A decline in earnings is more likely than an earnings surprise. Why? Analysts maintain high valuations based on a significant recovery in 2024, despite the fact that current earnings predictions already reflect estimates of mediocre growth and even recession. We cannot claim that earnings already account for the worst-case situation when Wall Street employs the oldest trick in the book. Say that their forecasts for the current year are extremely conservative and inflate those for the following year.
Remember that exceeding highly lowered fourth-quarter profit projections only to continue dropping estimates for subsequent quarters as a result of bad guidance is hardly “bullish.” It is a Wall Street tradition to manipulate consensus.
Central banks are also aware that they are not able to decrease inflation below 2% without a major decline in aggregate demand or a change in the mechanism of computing the CPI to conceal inflation, or both.
Changes in technique are currently occurring, although CPI inflation remains elevated. We read all over Wall Street that if you subtract the rising prices, inflation is already negative, which is obviously absurd. Inflation is never overestimated by the official CPI; the reverse is true.

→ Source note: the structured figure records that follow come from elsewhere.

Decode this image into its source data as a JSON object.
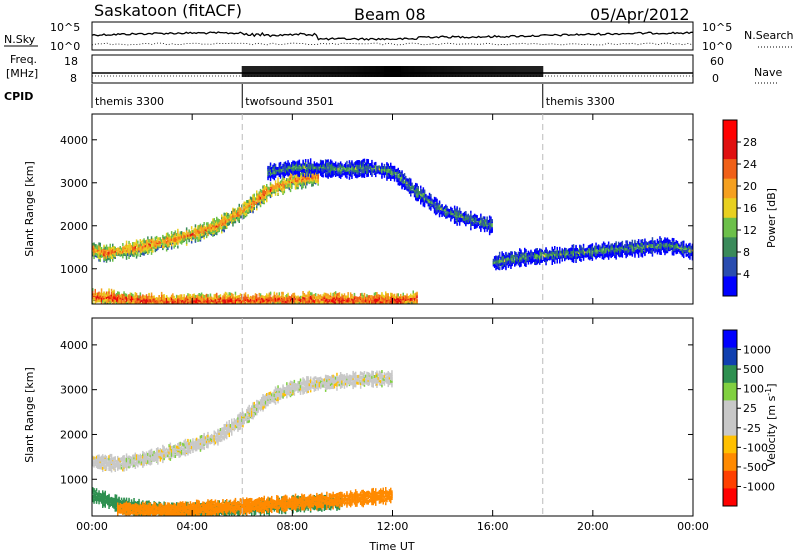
{
  "header": {
    "site": "Saskatoon (fitACF)",
    "beam": "Beam 08",
    "date": "05/Apr/2012"
  },
  "top_panels": {
    "nsky_label": "N.Sky",
    "nsky_ticks": [
      "10^5",
      "10^0"
    ],
    "nsearch_label": "N.Search",
    "nsearch_ticks": [
      "10^5",
      "10^0"
    ],
    "freq_label_line1": "Freq.",
    "freq_label_line2": "[MHz]",
    "freq_ticks": [
      "18",
      "8"
    ],
    "nave_label": "Nave",
    "nave_ticks": [
      "60",
      "0"
    ],
    "cpid_label": "CPID"
  },
  "cpid_segments": [
    {
      "name": "themis 3300",
      "start_hour": 0,
      "end_hour": 6
    },
    {
      "name": "twofsound 3501",
      "start_hour": 6,
      "end_hour": 18
    },
    {
      "name": "themis 3300",
      "start_hour": 18,
      "end_hour": 24
    }
  ],
  "colors": {
    "power_scale": [
      "#0000ff",
      "#2a4db0",
      "#3a8a5a",
      "#6cc04a",
      "#e8d020",
      "#f5a020",
      "#f06018",
      "#e01010",
      "#ff0000"
    ],
    "velocity_scale": [
      "#ff0000",
      "#ff4000",
      "#ff8a00",
      "#ffc000",
      "#c8c8c8",
      "#c8c8c8",
      "#80d040",
      "#2e9050",
      "#1040b0",
      "#0000ff"
    ]
  },
  "chart_data": [
    {
      "type": "heatmap",
      "title": "",
      "xlabel": "Time UT",
      "ylabel": "Slant Range [km]",
      "xlim": [
        0,
        24
      ],
      "ylim": [
        180,
        4600
      ],
      "xticks": [
        "00:00",
        "04:00",
        "08:00",
        "12:00",
        "16:00",
        "20:00",
        "00:00"
      ],
      "yticks": [
        1000,
        2000,
        3000,
        4000
      ],
      "colorbar": {
        "label": "Power [dB]",
        "ticks": [
          "28",
          "24",
          "20",
          "16",
          "12",
          "8",
          "4"
        ],
        "range": [
          0,
          32
        ]
      },
      "features": [
        {
          "name": "primary band",
          "x": [
            0,
            0.5,
            1,
            2,
            3,
            4,
            5,
            6,
            7,
            8,
            9
          ],
          "y": [
            1500,
            1400,
            1450,
            1550,
            1700,
            1850,
            2050,
            2400,
            2850,
            3100,
            3200
          ],
          "power": 22
        },
        {
          "name": "near-range band",
          "x": [
            0,
            1,
            2,
            4,
            6,
            8,
            10,
            12,
            13
          ],
          "y": [
            400,
            350,
            300,
            280,
            300,
            320,
            300,
            300,
            350
          ],
          "power": 26
        },
        {
          "name": "high-range band",
          "x": [
            7,
            8,
            9,
            10,
            11,
            12,
            13,
            14,
            15,
            16
          ],
          "y": [
            3300,
            3400,
            3400,
            3350,
            3400,
            3300,
            2800,
            2400,
            2200,
            2050
          ],
          "power": 10
        },
        {
          "name": "evening band",
          "x": [
            16,
            17,
            18,
            19,
            20,
            21,
            22,
            23,
            24
          ],
          "y": [
            1200,
            1300,
            1350,
            1400,
            1450,
            1500,
            1550,
            1600,
            1450
          ],
          "power": 10
        }
      ]
    },
    {
      "type": "heatmap",
      "title": "",
      "xlabel": "Time UT",
      "ylabel": "Slant Range [km]",
      "xlim": [
        0,
        24
      ],
      "ylim": [
        180,
        4600
      ],
      "xticks": [
        "00:00",
        "04:00",
        "08:00",
        "12:00",
        "16:00",
        "20:00",
        "00:00"
      ],
      "yticks": [
        1000,
        2000,
        3000,
        4000
      ],
      "colorbar": {
        "label": "Velocity [m s^-1]",
        "ticks": [
          "1000",
          "500",
          "100",
          "25",
          "-25",
          "-100",
          "-500",
          "-1000"
        ],
        "range": [
          -1200,
          1200
        ]
      },
      "features": [
        {
          "name": "ground scatter band",
          "x": [
            0,
            1,
            2,
            3,
            4,
            5,
            6,
            7,
            8,
            9,
            10,
            11,
            12
          ],
          "y": [
            1450,
            1400,
            1500,
            1650,
            1800,
            2000,
            2400,
            2850,
            3100,
            3200,
            3250,
            3300,
            3300
          ],
          "velocity": 0
        },
        {
          "name": "near-range positive",
          "x": [
            0,
            1,
            2,
            4,
            6,
            8,
            10
          ],
          "y": [
            700,
            500,
            400,
            350,
            400,
            500,
            550
          ],
          "velocity": 120
        },
        {
          "name": "near-range negative",
          "x": [
            1,
            2,
            3,
            10,
            11,
            12
          ],
          "y": [
            400,
            380,
            350,
            600,
            650,
            700
          ],
          "velocity": -150
        }
      ]
    }
  ]
}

It demonstrates our desperation for more cheap money to expand our portfolios.
The only thing that can diminish aggregate demand is a huge decline in private sector demand, as public sector demand remains steady or rises as governments continue to increase spending. Therefore, if we bet on central banks slashing interest rates beginning in July, we are equally betting on a massive private sector slump that is in no way reflected in mainstream forecasts.
Given that central banks are currently operating at a loss, it makes little sense to bet on rate cuts if we actually believe in a soft landing.
Both there will be stagnation and high inflation, which will cause rates to remain elevated for a longer period of time, or there will be rate decreases owing to a massive recession, which is negative for stocks and bonds.
Carefully consider your desires. If we bet on rate cuts in the second half of the year, we could also be betting on a massive economic and earnings collapse.